The Identity Trap: Why We Killed Our Custom IdP to Save Our Architecture
We built a fully functional Identity Provider from scratch in three days. Then we deleted it. Here is why decoupling Authentication (commodity) from Authorization (strategy) is the only scalable path for modern engineering.

Introduction#
There is a seductive moment in every senior engineer's life where they look at the landscape of OAuth2, OIDC, and SAML providers and think: "I could build a lighter version of this in a weekend."
For mykb-auth, that is exactly what we did. We built a fully functional Identity Provider (IdP). It handled user registration, secure password hashing, session management, and JWT issuance. It was fast, lightweight, and we owned every line of code.
And then, despite it working perfectly, we made the decision to deprecate it entirely in favor of Zitadel.
This isn't a story about failing to build authentication. It is a story about recognizing the difference between "Commodity Infrastructure" and "Secret Sauce."
The Insight: Building your own IdP is like writing your own Linux kernel. You can do it, and you might learn a lot, but you will spend the rest of your life patching security vulnerabilities instead of building your product.
The Prototype: The Illusion of Simplicity#
We started with a clear goal: A Zero-Trust architecture for our AI-native knowledge base. We needed a system that could handle Identity (Who are you?) and detailed Policy (What can you do?).
In three days, we spun up a custom service using FastAPI and SQLAlchemy. We implemented:
- AuthN: Bcrypt password hashing and JWT generation.
- AuthZ: A custom Policy Decision Point (PDP) for ABAC (Attribute-Based Access Control).
- Key Rotation: An internal mechanism for rotating signing keys.
It felt like a win. We had eliminated the "bloat" of external providers. But as we looked at the roadmap for "Phase 2," the reality of maintaining an IdP set in.
The "Build" Trap#
The code we wrote wasn't buggy. In fact, it was architecturally sound. The problem wasn't the code we had written; it was the code we hadn't written yet.

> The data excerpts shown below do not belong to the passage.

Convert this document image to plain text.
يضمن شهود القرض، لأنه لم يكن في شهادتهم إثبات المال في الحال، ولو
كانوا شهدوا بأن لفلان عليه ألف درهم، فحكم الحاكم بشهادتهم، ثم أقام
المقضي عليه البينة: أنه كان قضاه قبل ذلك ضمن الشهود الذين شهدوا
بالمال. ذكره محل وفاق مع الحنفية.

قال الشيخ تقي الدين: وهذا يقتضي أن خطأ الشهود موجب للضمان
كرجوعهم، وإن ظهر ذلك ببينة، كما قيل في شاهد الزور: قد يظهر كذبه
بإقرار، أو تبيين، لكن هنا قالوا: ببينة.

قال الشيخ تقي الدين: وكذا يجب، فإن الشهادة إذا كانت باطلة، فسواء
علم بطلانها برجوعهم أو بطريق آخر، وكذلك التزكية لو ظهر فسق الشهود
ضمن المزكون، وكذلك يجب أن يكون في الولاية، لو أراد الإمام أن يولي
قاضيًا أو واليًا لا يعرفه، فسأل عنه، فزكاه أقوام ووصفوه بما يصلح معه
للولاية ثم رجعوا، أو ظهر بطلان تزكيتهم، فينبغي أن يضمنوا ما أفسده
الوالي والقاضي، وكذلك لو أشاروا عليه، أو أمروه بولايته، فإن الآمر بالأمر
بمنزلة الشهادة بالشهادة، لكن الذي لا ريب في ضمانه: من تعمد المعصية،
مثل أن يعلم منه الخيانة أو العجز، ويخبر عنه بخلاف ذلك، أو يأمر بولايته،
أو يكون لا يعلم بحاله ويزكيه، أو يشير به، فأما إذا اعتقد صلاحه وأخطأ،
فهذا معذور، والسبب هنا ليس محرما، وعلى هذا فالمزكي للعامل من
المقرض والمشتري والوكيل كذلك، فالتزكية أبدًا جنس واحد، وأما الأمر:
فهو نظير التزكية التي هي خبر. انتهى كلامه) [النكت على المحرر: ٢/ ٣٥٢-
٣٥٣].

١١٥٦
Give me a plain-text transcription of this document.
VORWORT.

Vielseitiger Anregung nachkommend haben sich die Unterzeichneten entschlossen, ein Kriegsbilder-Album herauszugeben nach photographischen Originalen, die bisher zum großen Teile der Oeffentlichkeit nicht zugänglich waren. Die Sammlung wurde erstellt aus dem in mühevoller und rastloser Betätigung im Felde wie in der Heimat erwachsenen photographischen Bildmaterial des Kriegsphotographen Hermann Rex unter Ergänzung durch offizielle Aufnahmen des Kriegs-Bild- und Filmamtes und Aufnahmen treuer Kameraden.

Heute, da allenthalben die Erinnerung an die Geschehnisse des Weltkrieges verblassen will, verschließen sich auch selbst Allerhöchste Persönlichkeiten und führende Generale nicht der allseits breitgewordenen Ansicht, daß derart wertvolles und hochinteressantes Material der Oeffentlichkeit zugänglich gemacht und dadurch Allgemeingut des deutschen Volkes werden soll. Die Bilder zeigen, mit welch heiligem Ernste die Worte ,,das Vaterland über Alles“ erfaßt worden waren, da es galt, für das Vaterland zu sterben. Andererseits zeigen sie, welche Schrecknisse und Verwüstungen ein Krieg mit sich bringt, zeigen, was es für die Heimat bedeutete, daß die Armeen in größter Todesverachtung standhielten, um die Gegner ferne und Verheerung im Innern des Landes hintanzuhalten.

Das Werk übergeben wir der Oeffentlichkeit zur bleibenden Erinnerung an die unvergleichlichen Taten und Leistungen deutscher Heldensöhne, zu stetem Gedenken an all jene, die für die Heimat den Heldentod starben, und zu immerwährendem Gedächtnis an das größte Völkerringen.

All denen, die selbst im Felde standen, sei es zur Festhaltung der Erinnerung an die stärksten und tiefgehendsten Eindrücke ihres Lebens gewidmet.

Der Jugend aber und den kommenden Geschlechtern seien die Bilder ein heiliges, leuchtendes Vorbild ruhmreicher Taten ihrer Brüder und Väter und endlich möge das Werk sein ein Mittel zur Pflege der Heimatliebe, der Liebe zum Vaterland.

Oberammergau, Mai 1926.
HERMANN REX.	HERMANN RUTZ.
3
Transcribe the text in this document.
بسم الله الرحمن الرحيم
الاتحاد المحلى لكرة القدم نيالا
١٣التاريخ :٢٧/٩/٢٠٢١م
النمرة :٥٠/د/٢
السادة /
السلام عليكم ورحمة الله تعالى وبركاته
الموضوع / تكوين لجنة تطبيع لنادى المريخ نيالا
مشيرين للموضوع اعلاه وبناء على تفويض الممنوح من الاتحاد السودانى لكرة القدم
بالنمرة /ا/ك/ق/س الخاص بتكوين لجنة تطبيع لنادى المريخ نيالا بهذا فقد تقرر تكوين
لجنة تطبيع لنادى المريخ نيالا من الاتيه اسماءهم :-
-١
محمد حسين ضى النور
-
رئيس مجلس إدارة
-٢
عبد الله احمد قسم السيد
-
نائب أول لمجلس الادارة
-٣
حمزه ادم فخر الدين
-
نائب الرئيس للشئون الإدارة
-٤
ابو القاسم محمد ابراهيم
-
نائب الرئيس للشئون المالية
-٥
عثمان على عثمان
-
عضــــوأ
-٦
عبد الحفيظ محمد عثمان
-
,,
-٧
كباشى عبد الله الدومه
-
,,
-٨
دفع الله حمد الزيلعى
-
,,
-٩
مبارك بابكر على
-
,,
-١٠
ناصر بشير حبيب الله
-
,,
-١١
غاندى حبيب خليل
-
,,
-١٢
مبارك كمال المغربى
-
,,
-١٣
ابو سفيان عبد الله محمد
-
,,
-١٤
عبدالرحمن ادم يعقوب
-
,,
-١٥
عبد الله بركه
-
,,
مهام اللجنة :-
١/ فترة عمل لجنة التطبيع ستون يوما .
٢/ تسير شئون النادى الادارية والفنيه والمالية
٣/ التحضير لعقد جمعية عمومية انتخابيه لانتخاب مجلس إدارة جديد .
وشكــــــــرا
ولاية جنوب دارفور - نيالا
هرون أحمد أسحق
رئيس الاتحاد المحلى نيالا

To make our custom IdP truly enterprise-ready, we were staring down the barrel of implementing:
- MFA & Passkeys: Essential for security, complex to implement correctly.
- SCIM Provisioning: Required for any enterprise integration.
- Social Logins: Maintaining connectors for Google, GitHub, and Microsoft.
- Security Patching: protecting against timing attacks and edge-case vulnerabilities forever.
"We successfully built a passport office. But we realized our business was about building the secure facility behind the gates, not printing the ID cards."
The Pivot: Decoupling AuthN from AuthZ#
We realized we were conflating two distinct problems: Authentication and Authorization.
- Authentication (AuthN) is a Commodity. Verifying a user's identity via passwords or MFA is a solved problem. It is high-risk and low-reward.
- Authorization (AuthZ) is our Domain. Deciding if User A can see Document B based on Tenant C's rules is unique to our business logic.
The New Architecture#
We moved to a hybrid model. We replaced our custom IdP with Zitadel to handle the commodity work of Identity. However, we kept our custom PDP (Policy Decision Point) and PEP (Policy Enforcement Point).
This allows Zitadel to issue the "Passport" (the JWT), while our internal services enforce the "Law" (Access Control).

The Code: Zero-Trust Header Injection#
The beauty of this shift is how it simplified our downstream services. Our Gateway (PEP) now verifies the Zitadel token, consults our internal PDP, and injects validated headers.
The internal microservices no longer worry about OAuth scopes or token parsing. They simply trust the headers from the Gateway:
@app.get("/api/documents")
async def get_documents(request: Request):
# The Gateway has already authenticated the user and
# calculated the ABAC filter. We just enforce it.
# 1. Identity (from Zitadel via Gateway)
user_id = request.headers.get("X-User-ID")
# 2. Policy (from our Custom PDP)
abac_filter_str = request.headers.get("X-ABAC-Filter")
abac_filter = json.loads(abac_filter_str)
# 3. Execution (Zero-Trust)
# We pass the mandated filter directly to the database
return await db.find(abac_filter)Conclusion#
Dropping our custom IdP wasn't an admission of defeat; it was an act of maturity.
By adopting Zitadel, we instantly gained MFA, audit trails, and security compliance. By keeping our custom PDP, we maintained the flexibility to define complex, AI-driven access rules.
We stopped building infrastructure that already exists so we could focus on the logic that sets us apart. In the end, the best code you write is often the code you decide to delete.